The TRC took Fiona Clark, Robert Taylor and Andrea Moore to court last year to recover $12,256.70 plus interest and costs which arose from a request for an independent hearing commission to review a resource consent application.
In July 2011 the New Plymouth District Council applied for resource consents to discharge waste water into the ocean off the Waitara River.
The trio signed a submission, under the name Friends of the Waitara River, and asked that it be heard by the independent commission.
However, when it came time to pay for the cost of the hearing the trio refused and the TRC took action in the New Plymouth District Court in December 2014.
On Wednesday Judge Gregory Ross released his decision and upheld the TRC's claim.
He said the defendants' liability on a "joint and several basis" was clear.
In his decision the judge outlined how the trio had all signed the submission and in doing so accepted they could be liable to meet the costs of the hearing.
He said they had been told the costs were estimated at $30,000 and the TRC would be obliged to run through the independent commission unless the submission was withdrawn.
The group asked for the cost to be waived but in August 2011 the TRC's consents and regulatory committee decided not to remit charges.
The deadline for submission withdrawal was then extended until September 2, 2011, but nothing changed. However Clark did withdraw a personal submission.
Just days after, on September 11, 15 people from the Friends of the Waitara River Group signed an application to become an incorporated society, and that was confirmed on October 26, 2011.
Following a three-day independent commission hearing, which began on October 31, the resource consent was granted and the TRC invoiced the trio saying the group was not incorporated when the request for a hearing occurred.
Since then demands for payment have not been met and Clark, Taylor and Moore have not accepted liability for the payment.
However, in his decision the judge said incorporation did not shift the liability to the society because Clark, Taylor and Moore had signed the submission beforehand and they were responsible for paying up.
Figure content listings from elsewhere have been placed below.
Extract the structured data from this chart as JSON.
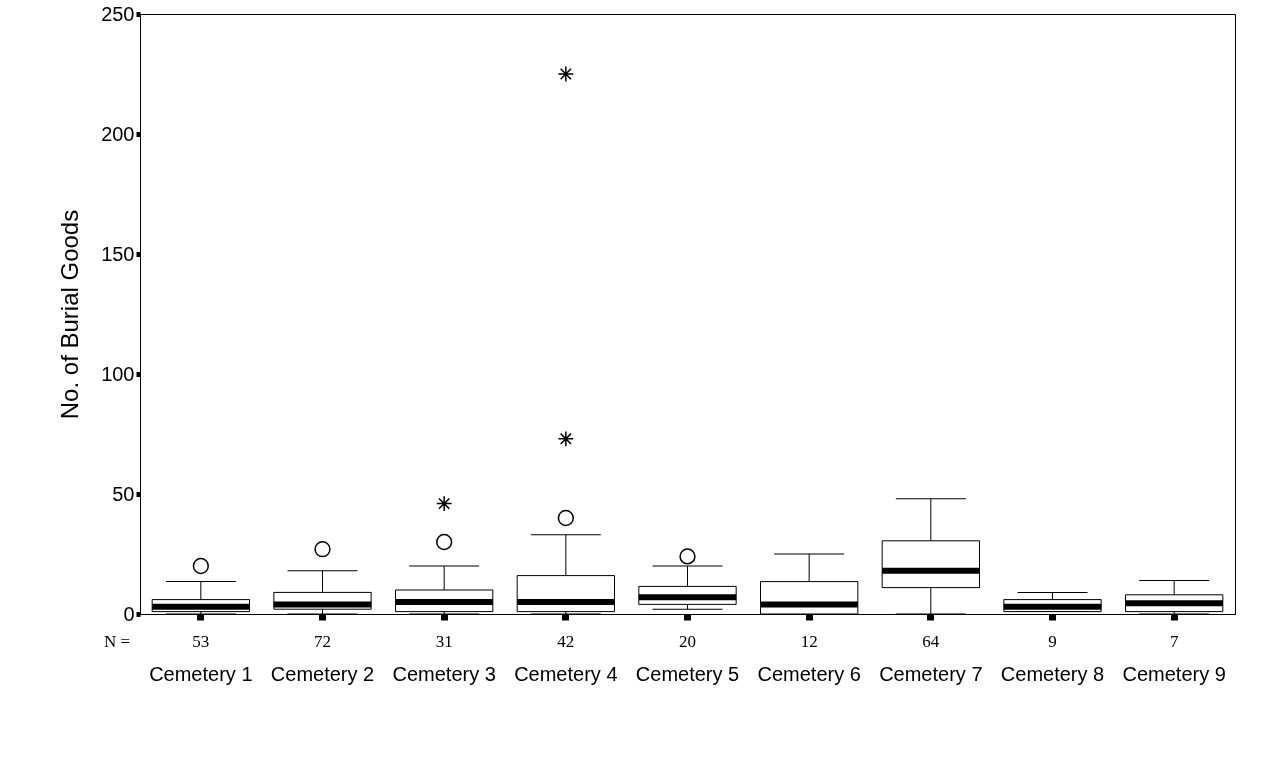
{
  "chart_data": {
    "type": "box",
    "ylabel": "No. of Burial Goods",
    "categories": [
      "Cemetery 1",
      "Cemetery 2",
      "Cemetery 3",
      "Cemetery 4",
      "Cemetery 5",
      "Cemetery 6",
      "Cemetery 7",
      "Cemetery 8",
      "Cemetery 9"
    ],
    "boxes": [
      {
        "low": 0,
        "q1": 1,
        "median": 3,
        "q3": 6,
        "high": 13.5,
        "outliers": [
          20
        ]
      },
      {
        "low": 0,
        "q1": 2,
        "median": 4,
        "q3": 9,
        "high": 18,
        "outliers": [
          27
        ]
      },
      {
        "low": 0,
        "q1": 1,
        "median": 5,
        "q3": 10,
        "high": 20,
        "outliers": [
          30,
          46
        ]
      },
      {
        "low": 0,
        "q1": 1,
        "median": 5,
        "q3": 16,
        "high": 33,
        "outliers": [
          40,
          73,
          225
        ]
      },
      {
        "low": 2,
        "q1": 4,
        "median": 7,
        "q3": 11.5,
        "high": 20,
        "outliers": [
          24
        ]
      },
      {
        "low": 0,
        "q1": 0,
        "median": 4,
        "q3": 13.5,
        "high": 25
      },
      {
        "low": 0,
        "q1": 11,
        "median": 18,
        "q3": 30.5,
        "high": 48
      },
      {
        "low": 1,
        "q1": 1,
        "median": 3,
        "q3": 6,
        "high": 9
      },
      {
        "low": 0,
        "q1": 1,
        "median": 4.5,
        "q3": 8,
        "high": 14
      }
    ],
    "ylim": [
      0,
      250
    ],
    "yticks": [
      0,
      50,
      100,
      150,
      200,
      250
    ],
    "annotations": [
      "N =",
      "53",
      "72",
      "31",
      "42",
      "20",
      "12",
      "64",
      "9",
      "7"
    ]
  }
}
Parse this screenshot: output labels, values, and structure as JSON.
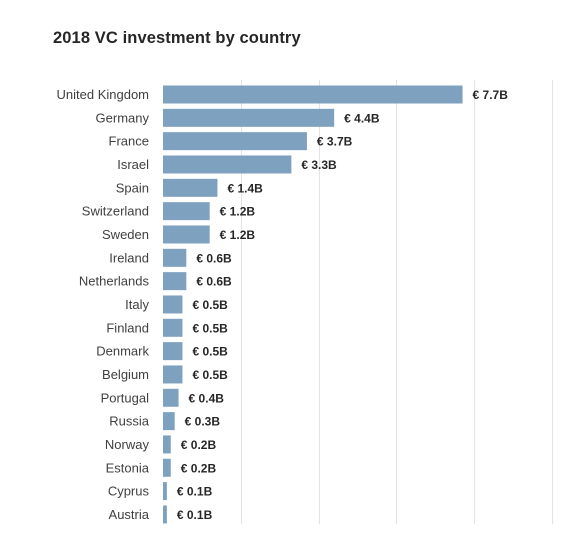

The judge's decision was tabled at the TRC policy and planning committee meeting on Thursday and council chief executive Basil Chamberlain said the successful outcome meant ratepayers would not have to foot the bill.
Clark said she Moore and Taylor would meet with their barrister to discuss their next move.
Paying up, asking the TRC to waive the cost again, or appealing the decision were all options, Clark said.
She also said the dumping of waste water off the river was a long-running issue.